First I started to create a vector which contains all possible combinations:
possible_combinations <- combn(c(letters,LETTERS),3) %>%
t() %>%
as_tibble() %>%
unite("combination",sep="") %>%
pull()
Then I wrote this nested loop to count the frequencies:
counter = 0
inner_counter = 0
combination_counter = vector(mode = "numeric",length = length (possible_combinations))
for (j in 1:length(possible_combinations)){
for (i in 1:nrow(data)){
# inner Counter Counts when Attribute of one ID is in one combination
inner_counter = inner_counter + str_count(possible_combinations[j] , data[[i,2]] )
inner_counter = inner_counter + str_count(possible_combinations[j] , data[[i,3]] )
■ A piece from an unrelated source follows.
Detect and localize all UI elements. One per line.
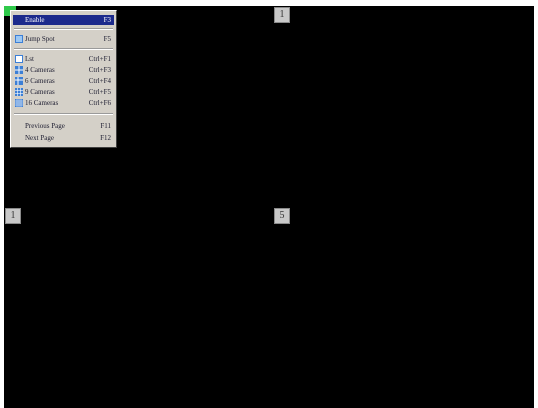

inner_counter = inner_counter + str_count(possible_combinations[j] , data[[i,4]] )
# if all three attributes are in a combination, then the Counter increases by one
if(inner_counter == 3) {
counter = counter + 1 }
inner_counter = 0
}
# combination_counter is a vector which saves the frequency with
# which a combination ocurred in all different ids
combination_counter[[j]] = inner_counter
inner_counter = 0
}
I know this is really not very R like, but I don't know how to do it in a different way. The runtime is even bad for my little toy example and it's almost infeasible for my real data.